Ressalte-se que a prática abusiva e ilegal difundiu-se, tendo atingido uma gama enorme de aposentados e pensionistas que foram ajuizadas diversas ações, inclusive visando tutelar o direito dos consumidores coletivamente considerados, a fim de reconhecer a nulidade dessa modalidade de desconto via "RMC".

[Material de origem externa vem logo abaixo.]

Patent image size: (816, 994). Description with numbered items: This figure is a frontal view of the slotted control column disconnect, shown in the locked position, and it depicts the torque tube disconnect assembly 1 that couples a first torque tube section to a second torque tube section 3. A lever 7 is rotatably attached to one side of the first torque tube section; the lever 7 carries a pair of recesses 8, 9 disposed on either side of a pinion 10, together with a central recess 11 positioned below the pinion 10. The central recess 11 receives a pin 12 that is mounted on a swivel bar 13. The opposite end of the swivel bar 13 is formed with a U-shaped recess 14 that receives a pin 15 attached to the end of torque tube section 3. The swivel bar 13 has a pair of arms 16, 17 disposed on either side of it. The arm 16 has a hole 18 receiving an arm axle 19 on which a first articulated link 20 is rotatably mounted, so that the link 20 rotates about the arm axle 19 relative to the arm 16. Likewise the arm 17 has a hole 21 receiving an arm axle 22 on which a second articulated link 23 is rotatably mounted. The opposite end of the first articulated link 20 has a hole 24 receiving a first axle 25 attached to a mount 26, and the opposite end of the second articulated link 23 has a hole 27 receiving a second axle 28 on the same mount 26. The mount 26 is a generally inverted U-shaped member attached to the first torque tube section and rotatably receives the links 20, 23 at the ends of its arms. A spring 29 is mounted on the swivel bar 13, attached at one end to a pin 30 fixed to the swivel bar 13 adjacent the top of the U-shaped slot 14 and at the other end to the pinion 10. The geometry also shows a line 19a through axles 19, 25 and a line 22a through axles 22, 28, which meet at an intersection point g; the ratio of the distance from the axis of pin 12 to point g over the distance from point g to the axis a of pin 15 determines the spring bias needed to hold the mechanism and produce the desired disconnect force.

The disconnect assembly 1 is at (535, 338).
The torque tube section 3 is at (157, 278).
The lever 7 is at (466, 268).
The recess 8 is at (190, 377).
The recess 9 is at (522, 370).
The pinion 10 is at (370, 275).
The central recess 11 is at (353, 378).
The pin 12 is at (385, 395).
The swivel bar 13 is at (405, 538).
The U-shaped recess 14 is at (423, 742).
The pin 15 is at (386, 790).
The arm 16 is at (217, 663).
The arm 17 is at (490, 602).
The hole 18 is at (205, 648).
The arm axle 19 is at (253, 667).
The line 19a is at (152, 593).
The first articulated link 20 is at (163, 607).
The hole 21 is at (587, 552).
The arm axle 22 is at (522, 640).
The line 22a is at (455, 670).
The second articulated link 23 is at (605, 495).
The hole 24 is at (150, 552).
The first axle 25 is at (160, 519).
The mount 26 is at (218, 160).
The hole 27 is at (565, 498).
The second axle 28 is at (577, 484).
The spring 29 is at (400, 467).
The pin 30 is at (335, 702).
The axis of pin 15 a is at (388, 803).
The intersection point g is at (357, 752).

O "modus operandi" utilizado pelas instituições financeiras foi assim descrito pelo Núcleo de Defesa do Consumidor da defensoria Pública do Estado do Maranhão, na ação civil pública ajuizada pelo órgão na defesa dos interesses dos "aposentados e pensionistas do INSS":

O cliente busca o representante do banco com a finalidade de obtenção de empréstimo consignado e a instituição financeira, nitidamente, ludibriando o consumidor, realiza outra operação - a contratação de cartão de crédito com RMC."Assim, na folha de pagamento é descontado apenas um pequeno percentual do valor obtido por empréstimo e o restante desse valor é cobrado através de fatura de cartão de crédito, com incidência de juros duas vezes mais caros que no empréstimo consignado normal. (http: //condege.org.br/noticias/473-ma-defensoria-promove-ação-civil-pública-contrabancos-por-ilegalidades-em-consignados.Html)

Extrai-se da narrativa tratar-se do caso em questão.

De fato, pretendia a autora firmar o denominado" empréstimo consignado "puro e simples, com parcelas fixas e preestabelecidas, vindo, entretanto, tempos depois, a saber que contraíra outro tipo de empréstimo, via reserva de margem consignável, com juros tão elevados a ponto de impossibilitar o pagamento do débito.

A situação acima delineada se assemelha ao caso elucidado na presente demanda, na medida em que parte a autora afirma, na inicial, que realmente estabeleceu relação contratual referente a empréstimos consignados; todavia, jamais pactuou ou solicitou a tomada de empréstimo pela via cartão de crédito com a reserva de margem consignável com o banco demandado.

Esclarecidos os fatos que redundaram na propositura da presente demanda, cumpre pontuar que o caso deve ser analisado sob a ótica do Microssistema protetivo do consumidor, por força da Súmula nº 297 do STJ que assim dispõe:"o Código de Defesa do Consumidor é aplicável às instituições financeiras".

Chancelada aplicação do Código de Defesa do Consumidor à espécie, anota-se que o art. 6º, do aludido diploma legal, dispõe acerca dos direitos básicos do consumidor e, especificamente nos incisos III e X, prevê o direito à"informação adequada e clara sobre os diferentes produtos e serviços, com especificação correta de quantidade, características, composição, qualidade, tributos incidentes e preço, bem como sobre os riscos que apresentem", e também o direito à"adequada e eficaz prestação dos serviços públicos em geral".

Adiante, o art. 39, incisos I e IV, do aludido diploma, vedam ao fornecedor de serviços as seguintes práticas reputadas abusivas:" condicionar o fornecimento de produtos ou serviços ao fornecimento de outro produto ou serviço, bem como, sem justa causa, a limites quantitativos "(prática comumente conhecida como venda casada) e" prevalecer-se da fraqueza ou ignorância do consumidor, tendo em vista sua idade, saúde, conhecimento ou condição social, para impingir-lhe seus produtos ou serviços ".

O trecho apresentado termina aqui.